Microbial population ecology
(1) We isolated 279 closely related Roseobacter strains from nearby ecosystems dominated by a coral species and a brown algal species, respectively. We showed that pseudogenes contribute to ~16% of the accessory genomes of these strains and that many pseudogenization events are correlated with ancestral niche shifts. These results suggest that gene loss via pseudogenization is an important mechanism contributing to Roseobacter ecological diversification (Chu et al. 2020. The ISME Journal).
(2) We isolated 16 pelagic Roseobacter strains, which vary at only a few thousand nucleotide sites across the genomes, from an undisturbed coastal water sample in which microenvironments are preserved. We showed that this population has been divided into two emergent species at two chromosomal regions and one plasmid region of the core genomes. The underlying mechanism driving speciation is that these three regions were subjected to allelic replacement via homologous recombination with an external Roseobacter species. We further inferred that the initial recombination events at each of these three regions were involved in long DNA segments, followed by fine-tuning at some loci within these regions by recombining with other external species.

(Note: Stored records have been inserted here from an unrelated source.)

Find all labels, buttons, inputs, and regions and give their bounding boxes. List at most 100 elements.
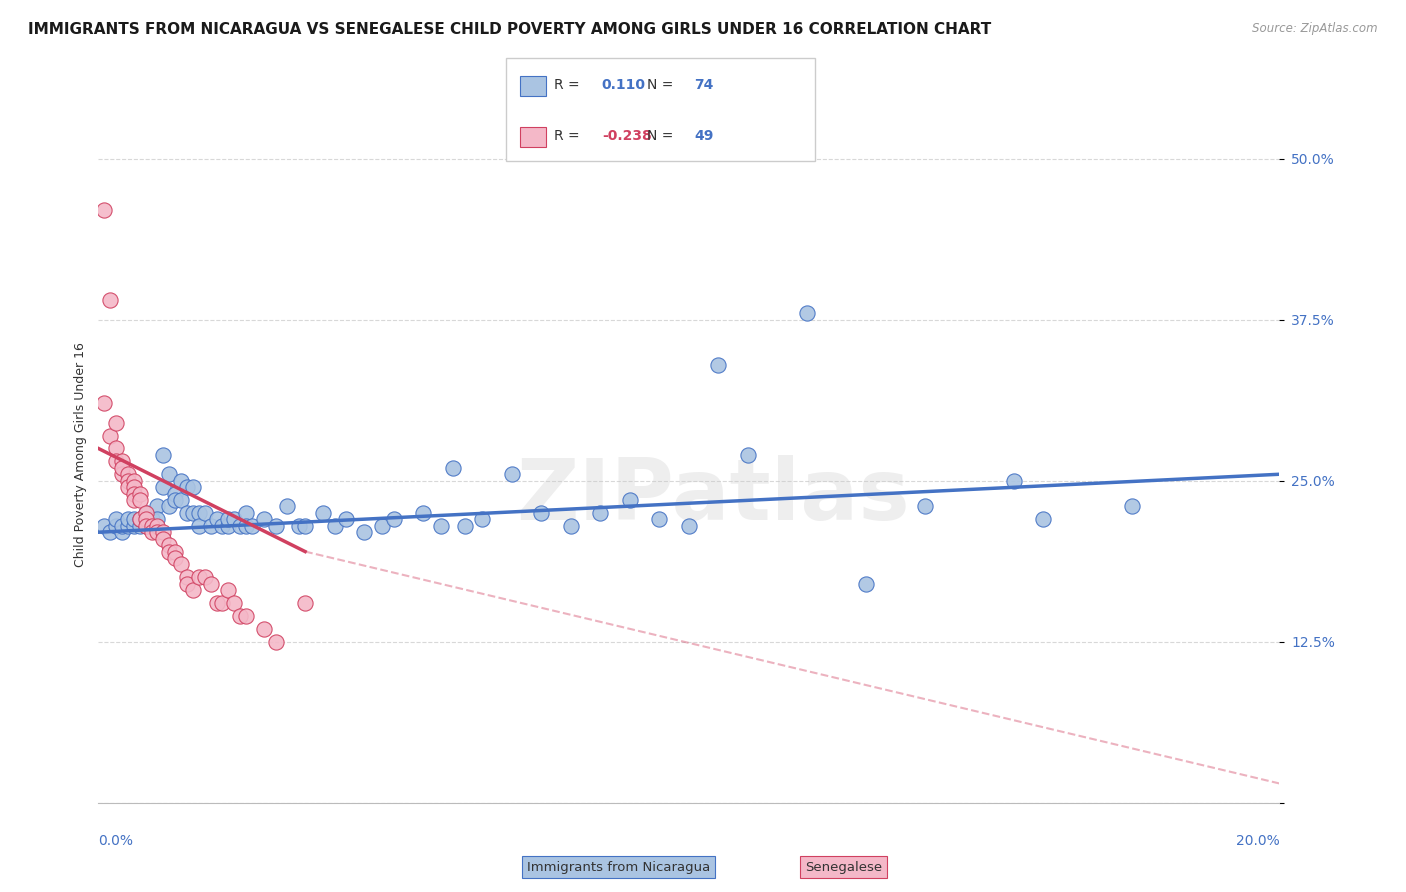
Text: Source: ZipAtlas.com: Source: ZipAtlas.com [1253, 22, 1378, 36]
Point [229, 518, 252, 533]
Point [165, 486, 187, 500]
Point [117, 474, 139, 488]
Point [264, 634, 287, 648]
Text: 20.0%: 20.0% [1236, 834, 1279, 848]
Point [93, 203, 115, 218]
Point [335, 512, 357, 526]
Text: 74: 74 [695, 78, 714, 92]
Point [737, 448, 759, 462]
Point [157, 538, 180, 552]
Point [205, 596, 228, 610]
Point [1121, 500, 1143, 514]
Point [170, 558, 193, 572]
Point [135, 518, 157, 533]
Point [187, 518, 209, 533]
Point [165, 493, 187, 508]
Point [796, 306, 818, 320]
Point [111, 467, 134, 482]
Point [93, 396, 115, 410]
Point [98, 525, 121, 540]
Point [117, 480, 139, 494]
Point [707, 358, 730, 372]
Text: N =: N = [647, 129, 678, 144]
Point [111, 518, 134, 533]
Point [294, 518, 316, 533]
Point [146, 512, 169, 526]
Point [240, 518, 263, 533]
Point [253, 622, 276, 636]
Point [105, 442, 128, 456]
Point [211, 518, 233, 533]
Text: 0.0%: 0.0% [98, 834, 134, 848]
Point [323, 518, 346, 533]
Point [217, 512, 239, 526]
Point [430, 518, 453, 533]
Point [235, 609, 257, 624]
Point [412, 506, 434, 520]
Text: R =: R = [554, 129, 583, 144]
Point [141, 518, 163, 533]
Text: Senegalese: Senegalese [806, 861, 882, 873]
Point [135, 506, 157, 520]
Point [128, 512, 150, 526]
Point [441, 460, 464, 475]
Point [157, 544, 180, 558]
Point [353, 525, 375, 540]
Point [288, 518, 311, 533]
Point [128, 512, 150, 526]
Point [253, 512, 276, 526]
Text: R =: R = [554, 78, 583, 92]
Point [501, 467, 523, 482]
Point [152, 532, 174, 546]
Point [141, 518, 163, 533]
Point [294, 596, 316, 610]
Point [111, 525, 134, 540]
Point [105, 518, 128, 533]
Point [217, 583, 239, 598]
Point [176, 506, 198, 520]
Text: -0.238: -0.238 [602, 129, 651, 144]
Point [211, 596, 233, 610]
Point [135, 512, 157, 526]
Point [217, 518, 239, 533]
Point [111, 454, 134, 468]
Point [187, 506, 209, 520]
Point [200, 576, 222, 591]
Text: 49: 49 [695, 129, 714, 144]
Point [122, 486, 145, 500]
Y-axis label: Child Poverty Among Girls Under 16: Child Poverty Among Girls Under 16 [75, 343, 87, 567]
Point [117, 512, 139, 526]
Point [1002, 474, 1025, 488]
Point [105, 512, 128, 526]
Point [264, 518, 287, 533]
Point [157, 467, 180, 482]
Point [471, 512, 494, 526]
Point [560, 518, 582, 533]
Point [530, 506, 553, 520]
Point [678, 518, 700, 533]
Point [146, 500, 169, 514]
Point [589, 506, 612, 520]
Point [181, 480, 204, 494]
Point [157, 500, 180, 514]
Point [105, 416, 128, 430]
Point [235, 506, 257, 520]
Point [122, 480, 145, 494]
Point [128, 486, 150, 500]
Point [146, 525, 169, 540]
Point [453, 518, 475, 533]
Point [105, 454, 128, 468]
Point [224, 596, 246, 610]
Point [117, 467, 139, 482]
Point [194, 570, 217, 584]
Text: 0.110: 0.110 [602, 78, 645, 92]
Point [176, 480, 198, 494]
Point [117, 518, 139, 533]
Point [312, 506, 335, 520]
Point [152, 448, 174, 462]
Point [122, 493, 145, 508]
Point [122, 512, 145, 526]
Point [122, 518, 145, 533]
Point [200, 518, 222, 533]
Point [135, 518, 157, 533]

Functional analyses of these three regions and physiological assays suggest that microenvironments likely resulting from trophic interactions with phytoplankton drive the pelagic Roseobacter evolution (Wang et al. 2020. The ISME Journal).
(3) In collaboration with Professor Ferdi L. Hellweger, we quantify the contribution of multiple factors to the change of GC content of Ruegeria pomeroyi DSS-3 using an individual-based genome-scale model. The model simulates 2 × 108 cells. Each cell has a whole genome subject to base-substitution mutation and recombination, which affect the C and N requirements of DNA and amino acid pools. Nonsynonymous changes are functionally deleterious in general. Together these factors affect the growth and fitness under C and N limiting conditions. Simulations show that experimentally determined mutation bias towards GC in DSS-3 is not sufficient to build this GC-rich genome, and that DSS-3 and its ancestors have been evolving in environments primarily limited by carbon (Hellweger et al. 2018. The ISME Journal).
(4) We performed a comparative genomic analysis of a SAR11 population sampled from surface oceans and another from freshwater habitats. We identified a strikingly greater frequency of GC > AT changes at synonymous sites in the marine population compared to the freshwater population. Further analyses excluded mutational pattern, recombination rate, population history, and salinity change as possible explanations. Because nitrogen is more limiting in ocean waters compared to the freshwater systems and because a G:C pair uses one more nitrogen atom than an A:T pair, we concluded that selection for reducing nitrogen requirements drives more frequent change of GC > AT in the marine SAR11 population (Luo et al. 2015. Molecular Biology and Evolution).